Now, taking the gradient of the loss function,
\begin{align}
\nabla \mathcal{L} &= - \nabla \sum_i \left[ y_i \log h(\mathbf{x}_i) + (1 - y_i) \log \left(1 - h(\mathbf{x}_i)\right) \right] \notag \\
                   &= - \sum_i \left( y_i - h(\mathbf{x}_i) \right) \mathbf{x}_i \notag \\
                   &= - \mathbf{X}^\top (\mathbf{y} - \hat{\mathbf{y}}),
\end{align}
where $\mathbf{y}$ is a vector of the resposes, and $\hat{\mathbf{y}}$ is a vector of predictions.


# Multinomial Logistic Regression

Logistic regression can be generalized to the multinomial case using a **softmax** function.

Each class $ i = \{0, 1, \dots, K-1\} $ gets assigned its own $ \boldsymbol{\beta}_i $, where $K$ is the number of classes. Then the probability of class $ y = k $ is given by:
$$
P(y = k) = \frac{e^{\boldsymbol{\beta}_k^\top \mathbf{x}}}{\sum_{i} e^{\boldsymbol{\beta}_i^\top \mathbf{x}}}.
$$

Overspecification: Adding any vector $ \boldsymbol{\phi} $ to all $ \boldsymbol{\beta}_i $ vectors will not change the probabilities.

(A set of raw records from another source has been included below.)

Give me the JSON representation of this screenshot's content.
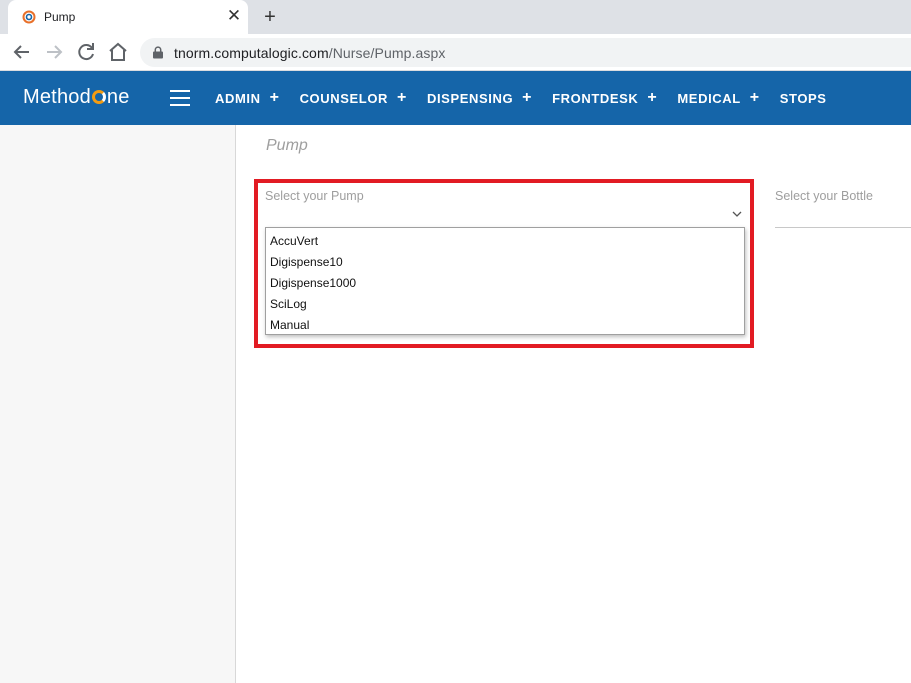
{
  "browser": {
    "tab_title": "Pump",
    "new_tab_symbol": "+",
    "close_symbol": "✕",
    "url_domain": "tnorm.computalogic.com",
    "url_path": "/Nurse/Pump.aspx"
  },
  "app": {
    "logo_prefix": "Method",
    "logo_suffix": "ne",
    "menu": [
      {
        "label": "ADMIN",
        "plus": "+"
      },
      {
        "label": "COUNSELOR",
        "plus": "+"
      },
      {
        "label": "DISPENSING",
        "plus": "+"
      },
      {
        "label": "FRONTDESK",
        "plus": "+"
      },
      {
        "label": "MEDICAL",
        "plus": "+"
      },
      {
        "label": "STOPS"
      }
    ],
    "accent_color": "#1565a9",
    "logo_accent": "#f39c12"
  },
  "page": {
    "title": "Pump",
    "pump_select": {
      "label": "Select your Pump",
      "options": [
        "AccuVert",
        "Digispense10",
        "Digispense1000",
        "SciLog",
        "Manual"
      ]
    },
    "bottle_select": {
      "label": "Select your Bottle"
    },
    "highlight_color": "#e21b23"
  }
}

This degree of freedom allows us to constrain one of the $\boldsymbol{\beta}_k$, for example, we may set $\boldsymbol{\beta}_{K-1} = 0 $.

For the binary case, this softmax formulation becomes equivalent to the logistic regression described previously in the notebook.